Later that evening, Jordan and I fought. He felt like I had prevented him from defending his family. I felt as though the woman – someone who had shown my mother real kindness over the years – had probably meant no harm. “She was trying to tell us our baby was cute,” I said, “She just didn’t know any better.”
Technically, I never told Jordan not to correct that woman, but everything around him – the house, the company, the community – was sending a clear message: We all mean well here. Do not rock this boat. And I was right there along with them, centring a white woman’s comfort – and my own impulse to keep the peace – ahead of what my family needed.
It has been six months since that night and I still think about it almost daily.
My daughter. The one human I would eat glass for.
My husband. A man whose side I vowed to be on.
I failed them that day.
Maybe the woman intended to say something racist to my daughter, and maybe she didn’t. But the intent of her words does not erase their impact.
I had an opportunity to gently dismantle a racist situation, and I did not not take it. I will spend the rest of my life trying to understand why.
Here is what I have come to understand: White supremacy does not mean that *I* believe that white people are the superior race—it means that our entire world has organised itself in a way that suggests that to be the case.
Everything we have ever learned—from the way we are educated to the television shows and sneaker ads we watch to witnessing who gets which seat on the bus—has sent the message to white people that they are right and powerful, and that everybody else is secondary. And the “everybody else”? They heard the same messages.
Everything we have ever learned has sent the message to white people that they are right and powerful, and that everybody else is secondary.
I am telling you, this stuff runs deep. As a white American woman, I have too often made the mistake of considering racial injustice as something happening to black people that I needed to empathise with and fight for, instead of understanding it as something that I myself was creating and responsible for.
And if I want to show up fully in my marriage and as a mother—which I do—then I have to commit to excavating and disassembling this belief system in myself first.
When Breanna Taylor and George Floyd were murdered by police violence earlier this summer, I struggled to know what to do. Protests erupted around the city. Our apartment – close to New York’s City Hall – rings daily with sounds of uprising. My daughter, who has recently learned to say, “Put your mask on, there is a virus outside,” now opens her curtains in the morning to say, “Good morning, protesters”.
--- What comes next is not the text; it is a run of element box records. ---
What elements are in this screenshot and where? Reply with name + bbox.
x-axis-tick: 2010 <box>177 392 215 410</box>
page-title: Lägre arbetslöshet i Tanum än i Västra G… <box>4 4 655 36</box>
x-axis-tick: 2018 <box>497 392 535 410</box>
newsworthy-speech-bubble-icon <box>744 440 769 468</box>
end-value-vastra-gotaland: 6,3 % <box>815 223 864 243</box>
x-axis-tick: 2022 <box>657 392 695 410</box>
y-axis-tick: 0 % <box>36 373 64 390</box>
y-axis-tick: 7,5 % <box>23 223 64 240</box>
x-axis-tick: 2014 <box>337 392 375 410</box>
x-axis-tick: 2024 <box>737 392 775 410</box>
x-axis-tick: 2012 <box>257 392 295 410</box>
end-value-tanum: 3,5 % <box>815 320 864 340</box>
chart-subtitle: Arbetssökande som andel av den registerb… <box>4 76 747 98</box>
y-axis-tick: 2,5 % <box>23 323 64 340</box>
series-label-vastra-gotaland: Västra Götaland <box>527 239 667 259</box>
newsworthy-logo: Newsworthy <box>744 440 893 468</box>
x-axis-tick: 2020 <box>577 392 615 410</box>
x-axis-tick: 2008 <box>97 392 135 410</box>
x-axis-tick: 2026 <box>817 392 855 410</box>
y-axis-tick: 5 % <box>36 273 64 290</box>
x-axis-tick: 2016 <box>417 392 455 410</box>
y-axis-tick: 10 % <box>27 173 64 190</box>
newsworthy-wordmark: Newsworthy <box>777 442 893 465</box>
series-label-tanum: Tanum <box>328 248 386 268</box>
So, I opened up my instagram account and started to write. Over the past few weeks, I have been sharing stories of the ways that race impacts my marriage, and the ugly truth about all the mistakes I have made – the lessons I have learned the hard way, and the work I know is yet to be done.
It is excruciating, and I am often very, very ashamed of what I uncover. I understand that the world may have given me a privilege and a lens, but I also know that I alone am responsible for fixing it. I have work to do. As we make our way through what could be the hottest summer in american history—the pandemic, the uprising, the election—I hope that this can help you see that you, too, may well have work to do.